My wife has a point. Leasehold in the UK is a second-class tenure and most arcane, wordy documents, setting out the rules and obligations in a block of flats forbid sub-letting, or temporary tenants such as we are. Vast swathes of London are held on diminishing term leases, where in theory the buyers are little more than renters in a shady shared-ownership scheme. The freeholder - some over-privileged landowner with a title, whose ancestors helped the winning monarch shaft scores of dis-enfranchised peasants - gets to charge a premium to extend the lease, or in worst case scenario, takes the property back at the end of the term. At least Dick Turpin had the courtesy to wear a mask.

‘They probably ignore the rules and just rent the flats out anyway.’ I speculate, as I pull open the patio doors and drink in the fabulous view. The sun is glistening on Palma bay, the magnificent Gothic cathedral stands sumptuously to one side and another mega-slab of cruise liner is inching its improbable way in to port.

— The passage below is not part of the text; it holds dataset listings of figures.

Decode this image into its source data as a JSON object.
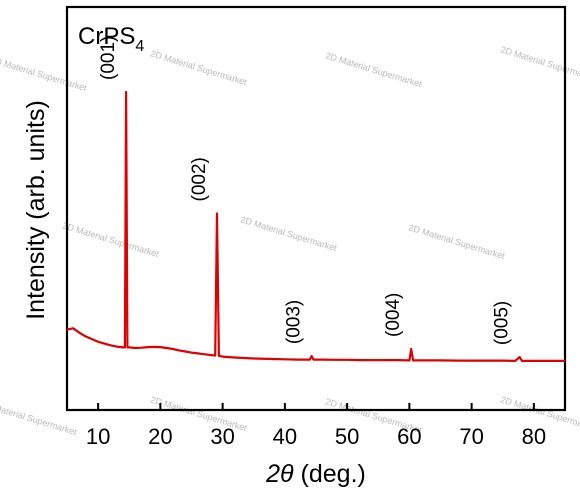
{
  "chart_data": {
    "type": "line",
    "sample_label": "CrPS",
    "sample_label_subscript": "4",
    "xlabel_symbol": "2θ",
    "xlabel_unit": "(deg.)",
    "ylabel": "Intensity (arb. units)",
    "xlim": [
      5,
      85
    ],
    "xticks": [
      10,
      20,
      30,
      40,
      50,
      60,
      70,
      80
    ],
    "y_ticks_shown": false,
    "grid": false,
    "line_color": "#e00000",
    "series": [
      {
        "x": [
          5,
          6,
          7,
          8,
          9,
          10,
          11,
          12,
          13,
          14,
          14.3,
          14.5,
          14.7,
          15,
          16,
          17,
          18,
          19,
          20,
          21,
          22,
          23,
          24,
          25,
          26,
          27,
          28,
          28.8,
          29.1,
          29.4,
          30,
          31,
          33,
          35,
          38,
          40,
          42,
          44,
          44.3,
          44.6,
          46,
          48,
          50,
          52,
          55,
          58,
          60,
          60.3,
          60.6,
          62,
          65,
          68,
          70,
          72,
          75,
          77,
          77.7,
          78.1,
          80,
          83,
          85
        ],
        "y": [
          0.12,
          0.125,
          0.108,
          0.095,
          0.085,
          0.075,
          0.068,
          0.062,
          0.057,
          0.054,
          0.054,
          1.0,
          0.054,
          0.054,
          0.052,
          0.053,
          0.055,
          0.056,
          0.055,
          0.052,
          0.048,
          0.043,
          0.039,
          0.035,
          0.032,
          0.029,
          0.026,
          0.024,
          0.55,
          0.023,
          0.02,
          0.018,
          0.015,
          0.013,
          0.011,
          0.01,
          0.009,
          0.009,
          0.022,
          0.009,
          0.009,
          0.008,
          0.008,
          0.007,
          0.007,
          0.007,
          0.006,
          0.048,
          0.006,
          0.006,
          0.006,
          0.005,
          0.005,
          0.005,
          0.005,
          0.004,
          0.018,
          0.004,
          0.004,
          0.004,
          0.004
        ]
      }
    ],
    "peaks": [
      {
        "label": "(001)",
        "x": 14.5,
        "y": 1.0
      },
      {
        "label": "(002)",
        "x": 29.1,
        "y": 0.55
      },
      {
        "label": "(003)",
        "x": 44.3,
        "y": 0.022
      },
      {
        "label": "(004)",
        "x": 60.3,
        "y": 0.048
      },
      {
        "label": "(005)",
        "x": 77.7,
        "y": 0.018
      }
    ]
  },
  "watermark": "2D Material Supermarket"
}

‘Maybe they aren’t as strict as British leases.’ Suggests my wife, heading for the bathroom. Judging by the electrical sockets alongside the taps, nothing is as regulated. I’d imagine they loose several senoritas a year to hair dryer in tub accidents. Not to mention how many swarthy Spanish chaps are fried, using electric shavers on the bidet.

‘The whole system needs updating.’ I say, when my wife rejoins me and we make a dent in the first bottle of Rioja.
‘The plumbing?’ She asks, wrinkling her nose.
‘No, the property market.’ I tell her. But I’m running out of time to do it.

The second bottle will ease the pain.